Pre-GPU Runbook

This runbook is the minimum operational checklist before spending GPU time.

1. Local Prep

python -m scripts.build_tool_datasets

python -m scripts.import_hf_checkpoint \
  --repo-id ManmohanSharma/nanochat-d24 \
  --model-tag d24_hf_import

python -m pytest tests/test_engine.py tests/test_tools.py -v

python -m scripts.chat_eval \
  -i sft \
  -a ToolJSON \
  --tool-jsonl seed_data/tool_eval_seed.jsonl \
  --device-type cpu \
  -x 3

Pilot CPT
- Run a short continuation test from the imported base checkpoint.
- Confirm loss is moving, checkpoint save works, and HF sync works.
Full CPT
- Run the main continuation stage on ClimbMix backbone.
- Save staged checkpoints at planned intervals.
SFT
- Include the local tool SFT JSONL via --extra-train-jsonl.
- Validate that calculator/web_search traces render correctly.
RL / tool tuning
- Keep this stage narrow and short.
- Focus on tool-choice correctness and grounded answers.
Eval
- Run ARC, MMLU, GSM8K, HumanEval, and ToolJSON checks.
- Do not ship if tool behavior regresses or citations are missing.

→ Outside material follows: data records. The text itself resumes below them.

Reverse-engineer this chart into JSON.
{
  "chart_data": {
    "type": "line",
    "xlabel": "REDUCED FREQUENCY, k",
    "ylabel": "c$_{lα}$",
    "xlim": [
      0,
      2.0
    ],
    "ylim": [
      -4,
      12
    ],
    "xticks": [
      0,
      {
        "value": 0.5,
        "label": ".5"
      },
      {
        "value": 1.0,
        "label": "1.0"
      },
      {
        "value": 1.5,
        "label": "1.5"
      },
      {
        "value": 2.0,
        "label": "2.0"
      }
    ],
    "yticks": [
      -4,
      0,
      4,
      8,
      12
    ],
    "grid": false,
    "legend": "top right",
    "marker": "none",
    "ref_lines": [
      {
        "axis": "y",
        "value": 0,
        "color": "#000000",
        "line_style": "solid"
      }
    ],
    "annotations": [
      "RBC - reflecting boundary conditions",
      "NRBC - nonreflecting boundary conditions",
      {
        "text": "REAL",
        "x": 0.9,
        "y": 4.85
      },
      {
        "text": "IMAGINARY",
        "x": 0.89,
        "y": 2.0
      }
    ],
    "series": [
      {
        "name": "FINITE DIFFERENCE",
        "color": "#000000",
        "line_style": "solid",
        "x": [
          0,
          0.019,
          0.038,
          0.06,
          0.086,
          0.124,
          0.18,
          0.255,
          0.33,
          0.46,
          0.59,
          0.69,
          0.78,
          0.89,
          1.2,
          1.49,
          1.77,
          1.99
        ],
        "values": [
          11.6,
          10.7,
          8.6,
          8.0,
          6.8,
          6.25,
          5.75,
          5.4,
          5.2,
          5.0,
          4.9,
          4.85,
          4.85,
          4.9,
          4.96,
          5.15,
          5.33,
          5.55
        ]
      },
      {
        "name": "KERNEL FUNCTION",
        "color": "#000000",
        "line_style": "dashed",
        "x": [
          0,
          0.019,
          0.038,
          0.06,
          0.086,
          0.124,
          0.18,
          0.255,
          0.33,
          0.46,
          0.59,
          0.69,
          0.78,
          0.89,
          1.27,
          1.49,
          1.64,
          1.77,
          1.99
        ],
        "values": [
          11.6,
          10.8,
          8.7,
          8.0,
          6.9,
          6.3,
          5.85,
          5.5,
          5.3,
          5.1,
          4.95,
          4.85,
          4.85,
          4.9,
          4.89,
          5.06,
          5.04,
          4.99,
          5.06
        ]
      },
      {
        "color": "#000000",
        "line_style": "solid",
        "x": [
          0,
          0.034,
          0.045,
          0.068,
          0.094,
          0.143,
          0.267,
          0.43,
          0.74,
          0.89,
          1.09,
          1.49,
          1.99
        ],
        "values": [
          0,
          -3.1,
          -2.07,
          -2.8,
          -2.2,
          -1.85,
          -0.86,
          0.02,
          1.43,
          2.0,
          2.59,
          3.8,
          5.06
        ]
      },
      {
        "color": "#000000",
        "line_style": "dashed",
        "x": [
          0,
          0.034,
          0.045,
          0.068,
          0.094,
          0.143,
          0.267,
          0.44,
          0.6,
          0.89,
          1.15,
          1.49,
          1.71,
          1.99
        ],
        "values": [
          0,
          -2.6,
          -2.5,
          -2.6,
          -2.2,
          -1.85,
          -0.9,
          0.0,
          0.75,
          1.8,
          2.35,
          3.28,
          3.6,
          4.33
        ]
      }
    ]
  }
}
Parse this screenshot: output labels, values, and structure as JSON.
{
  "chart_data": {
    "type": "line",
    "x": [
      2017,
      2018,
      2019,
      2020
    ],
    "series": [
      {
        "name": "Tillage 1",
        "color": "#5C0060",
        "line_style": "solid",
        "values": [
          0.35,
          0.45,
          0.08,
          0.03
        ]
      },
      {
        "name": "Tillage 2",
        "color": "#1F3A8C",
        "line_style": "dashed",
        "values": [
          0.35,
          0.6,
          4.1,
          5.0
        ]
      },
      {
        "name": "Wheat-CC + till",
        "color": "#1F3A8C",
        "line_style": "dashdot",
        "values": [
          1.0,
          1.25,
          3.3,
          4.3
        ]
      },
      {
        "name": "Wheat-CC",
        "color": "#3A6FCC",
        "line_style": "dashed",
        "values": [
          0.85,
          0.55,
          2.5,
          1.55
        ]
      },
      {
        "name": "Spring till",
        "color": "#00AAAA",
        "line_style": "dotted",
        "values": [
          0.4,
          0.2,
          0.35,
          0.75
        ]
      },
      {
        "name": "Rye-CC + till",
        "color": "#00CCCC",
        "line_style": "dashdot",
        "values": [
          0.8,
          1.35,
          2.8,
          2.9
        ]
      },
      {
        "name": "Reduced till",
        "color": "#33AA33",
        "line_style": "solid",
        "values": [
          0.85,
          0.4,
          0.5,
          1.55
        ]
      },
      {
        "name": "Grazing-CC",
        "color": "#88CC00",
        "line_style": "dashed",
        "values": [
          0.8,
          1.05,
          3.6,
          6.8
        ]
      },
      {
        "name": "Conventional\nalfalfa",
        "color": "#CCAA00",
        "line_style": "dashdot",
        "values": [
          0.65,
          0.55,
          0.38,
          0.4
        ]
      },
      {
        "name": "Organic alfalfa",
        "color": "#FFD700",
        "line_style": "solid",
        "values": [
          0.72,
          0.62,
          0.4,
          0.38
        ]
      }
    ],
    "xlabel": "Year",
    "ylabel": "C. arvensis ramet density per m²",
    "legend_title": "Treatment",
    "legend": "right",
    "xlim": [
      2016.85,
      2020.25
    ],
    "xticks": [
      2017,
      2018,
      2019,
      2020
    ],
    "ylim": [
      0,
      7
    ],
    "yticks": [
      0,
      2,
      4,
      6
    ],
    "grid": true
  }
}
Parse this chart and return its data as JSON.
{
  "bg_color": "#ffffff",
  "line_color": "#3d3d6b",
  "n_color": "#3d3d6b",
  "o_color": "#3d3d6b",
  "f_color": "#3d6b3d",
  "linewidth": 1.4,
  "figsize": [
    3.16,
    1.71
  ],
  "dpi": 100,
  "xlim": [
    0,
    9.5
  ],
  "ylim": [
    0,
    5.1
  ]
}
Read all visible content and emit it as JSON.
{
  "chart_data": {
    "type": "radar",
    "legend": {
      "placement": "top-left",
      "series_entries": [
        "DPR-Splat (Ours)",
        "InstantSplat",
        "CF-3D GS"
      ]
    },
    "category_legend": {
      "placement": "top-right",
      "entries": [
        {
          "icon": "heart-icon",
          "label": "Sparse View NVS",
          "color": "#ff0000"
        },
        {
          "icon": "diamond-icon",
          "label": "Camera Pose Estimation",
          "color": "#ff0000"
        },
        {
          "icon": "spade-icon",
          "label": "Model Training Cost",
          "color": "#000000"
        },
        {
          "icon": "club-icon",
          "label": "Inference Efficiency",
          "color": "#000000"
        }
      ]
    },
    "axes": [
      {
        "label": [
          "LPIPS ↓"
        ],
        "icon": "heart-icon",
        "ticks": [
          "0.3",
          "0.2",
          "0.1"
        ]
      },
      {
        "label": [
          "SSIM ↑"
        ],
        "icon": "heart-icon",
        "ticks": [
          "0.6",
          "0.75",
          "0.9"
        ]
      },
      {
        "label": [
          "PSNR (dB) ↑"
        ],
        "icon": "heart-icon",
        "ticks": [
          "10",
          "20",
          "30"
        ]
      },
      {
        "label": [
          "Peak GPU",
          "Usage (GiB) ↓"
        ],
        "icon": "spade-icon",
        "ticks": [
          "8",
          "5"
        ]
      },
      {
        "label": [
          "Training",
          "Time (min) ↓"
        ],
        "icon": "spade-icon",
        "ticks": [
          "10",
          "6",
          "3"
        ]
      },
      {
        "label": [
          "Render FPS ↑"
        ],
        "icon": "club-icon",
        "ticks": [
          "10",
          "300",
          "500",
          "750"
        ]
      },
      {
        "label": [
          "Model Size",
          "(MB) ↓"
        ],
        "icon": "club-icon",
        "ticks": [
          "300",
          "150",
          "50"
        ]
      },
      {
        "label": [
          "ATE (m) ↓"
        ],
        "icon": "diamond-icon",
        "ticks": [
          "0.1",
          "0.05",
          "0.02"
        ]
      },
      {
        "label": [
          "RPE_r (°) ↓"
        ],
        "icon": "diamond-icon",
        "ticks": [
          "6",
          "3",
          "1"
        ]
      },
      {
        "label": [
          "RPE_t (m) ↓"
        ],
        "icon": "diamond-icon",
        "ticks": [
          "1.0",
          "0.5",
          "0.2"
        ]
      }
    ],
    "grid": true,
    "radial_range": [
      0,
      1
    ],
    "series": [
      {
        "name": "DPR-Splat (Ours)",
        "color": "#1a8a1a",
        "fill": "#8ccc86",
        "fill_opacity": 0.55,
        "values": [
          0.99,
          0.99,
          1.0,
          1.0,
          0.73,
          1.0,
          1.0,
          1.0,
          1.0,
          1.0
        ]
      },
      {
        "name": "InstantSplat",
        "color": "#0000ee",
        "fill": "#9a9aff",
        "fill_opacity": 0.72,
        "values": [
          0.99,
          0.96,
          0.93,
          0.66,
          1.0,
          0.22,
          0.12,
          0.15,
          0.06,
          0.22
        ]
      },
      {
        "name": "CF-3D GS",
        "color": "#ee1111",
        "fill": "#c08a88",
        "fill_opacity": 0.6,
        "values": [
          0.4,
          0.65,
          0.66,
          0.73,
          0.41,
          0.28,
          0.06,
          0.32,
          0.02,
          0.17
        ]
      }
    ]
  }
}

Upload every stage boundary and any explicit resume point:

python -m scripts.hf_sync_checkpoint \
  --repo-id ManmohanSharma/nanochat-d24 \
  --source base \
  --model-tag d24_hf_import \
  --step 0

If a whole checkpoint directory should be mirrored:

python -m scripts.hf_sync_checkpoint \
  --repo-id ManmohanSharma/nanochat-d24 \
  --source base \
  --model-tag d24_hf_import

Go only if:

HF import works.
HF sync works.
Mock tool execution works.
Tool seed datasets are generated.
Tool eval runs locally.
The search backend plan is explicit: search provider plus Cloudflare fetch/crawl.

No-Go if:

Any tokenizer mismatch appears during HF import.
Tool blocks fail to render.
web_search still has no backend plan beyond fetch-only Cloudflare Browser Rendering.
Local tool eval is missing or failing.